Saturday, March 30, 2013

The retaining wall

After much stretching across the baseboard and backache to scribe the pillars and paint the retaining wall, it's as finished as it's going to be.  From a distance, it's fine.  I just won't take any close ups.

Following a very helpful post on Iain Robinson's blog about painting stonework I thought I would experiment with shades of grey only.  I think I've been far too tied to brown hues. I am pleased with both the result and that I have learned something new.  Thank you Iain.

A bit more "infrastructure" work followed - levelling a corner of the layout to the left of the castle for a park and bandstand, cutting chapel and garage shaped holes in 4mm ply for them to sit in and laying the foundation of a road running behind the station.  (Despite the station having been lifted on and off the baseboard a number of times today, the drunken woman on the platform clings on limpet-like.  I am starting to respect her.  She may be a drunkard but her tenacity is admirable.)

I have decided that the weather will become threatening on this side of the layout. The backscene will show an approaching thunderstorm.  It's actually because I had lots of grey left over from the retaining wall.  I had nowhere else to put it so it's now the base coat for the storm.

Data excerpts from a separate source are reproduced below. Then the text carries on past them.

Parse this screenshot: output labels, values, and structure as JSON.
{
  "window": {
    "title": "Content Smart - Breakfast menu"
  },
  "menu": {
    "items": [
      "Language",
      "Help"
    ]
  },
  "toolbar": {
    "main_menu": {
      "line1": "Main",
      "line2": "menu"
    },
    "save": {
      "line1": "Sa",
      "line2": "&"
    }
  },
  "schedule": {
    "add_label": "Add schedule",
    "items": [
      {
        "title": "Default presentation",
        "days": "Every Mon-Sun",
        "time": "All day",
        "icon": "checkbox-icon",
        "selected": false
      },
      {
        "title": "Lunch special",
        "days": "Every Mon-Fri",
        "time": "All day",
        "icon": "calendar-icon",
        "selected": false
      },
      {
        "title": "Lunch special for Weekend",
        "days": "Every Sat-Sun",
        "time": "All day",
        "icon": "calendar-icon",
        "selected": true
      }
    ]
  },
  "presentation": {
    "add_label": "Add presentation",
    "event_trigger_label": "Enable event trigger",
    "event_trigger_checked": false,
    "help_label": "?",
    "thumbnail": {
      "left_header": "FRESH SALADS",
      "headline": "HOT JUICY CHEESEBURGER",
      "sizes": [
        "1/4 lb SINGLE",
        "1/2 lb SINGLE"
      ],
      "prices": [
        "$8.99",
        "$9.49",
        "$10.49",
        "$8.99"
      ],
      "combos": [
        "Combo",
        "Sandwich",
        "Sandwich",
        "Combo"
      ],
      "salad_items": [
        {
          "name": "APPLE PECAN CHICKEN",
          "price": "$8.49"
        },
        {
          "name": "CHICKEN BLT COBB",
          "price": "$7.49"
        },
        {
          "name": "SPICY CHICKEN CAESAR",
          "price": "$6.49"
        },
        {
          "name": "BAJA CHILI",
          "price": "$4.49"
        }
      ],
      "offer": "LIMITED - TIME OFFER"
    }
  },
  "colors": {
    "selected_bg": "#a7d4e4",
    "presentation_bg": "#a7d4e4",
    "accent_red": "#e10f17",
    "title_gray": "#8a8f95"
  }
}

  1. The retaining wall looks really fine...very believable. The chapel looks perfect in this position, a real focal point- and what a superb model it has turned out to be. I enjoy a bit of re-modelling and infrastructure work, it's strangely satisfying.
    Thanks for the link Chas.
    I did comment on your last post about the slate roof, but Blogger seems to have lost it!

  2. Your earlier comment has arrived and thank you as always for the encouragement. I rather like the look of the chapel roof against a dark grey sky. Very Blaenau!!

  3. ..... now thinking longer term, Blaenau would be great location on which to base another layout. I'm sure you said, Iain, that that was what you would model given time. The landscape and the colours of the stone and slate are so very striking and I have many happy memories of family holidays in the area. Time to start clearing out the garage.....

  4. Yes, could use the chapel straight off! I have photographed just about every building in the town and certainly all the quarries...but in that last respect so much has changed. But the town is so interesting architecturally, that a layout set in any period would be fascinating, but the thirties would be my preference with the slate trains from Maenofferen etc. You've got me going again now!!

  5. That retaining wall is looking pretty fine to me, Chas - a darn job job my friend. Is that the start of another, unblogged building I see there, or is it an unfinished project?

    I went to the York Model Railway Show today and visited the York Model Making stand - it was pretty good to see the stuff in real life. I spoke to a modeller demonstrating on his stand who was a bit negative about the slates, but only in so much as they can get a tad expensive when tiling a large area. He did one 7mm station building and it cost £100 to tile the roof!!
    On his stand he was making a 4mm building using individually cut out bricks and gluing them on one by one...

    I walked away relatively cheaply from the show with a small bag of DAS (yes, actual DAS, not a cheap alternative) for just £1 and a pack of evergreen half round - so expect some nifty guttering soon. I was very tempted to buy some white metal chimney stacks, but as I'm going to need 9, I thought I'd save my pennies and make my own...

  6. Thanks Lee. The unfinished building is one I put to one side to do something more interesting but I must finish it. In real life there is a stone house attached to the old garage in Denbigh. They looked very fine together, so that was the idea.

    The real enjoyment of a model railway exhibition comes from wandering around the trade stands looking at all the interesting bits and spending very little! And as regards chimney pots, who needs white metal castings when you have your ball point pen refill and now DAS??? Looking forward to seeing the station building guttering.

  7. Thanks for the comment, Layne. I'm very pleased you think it's useful.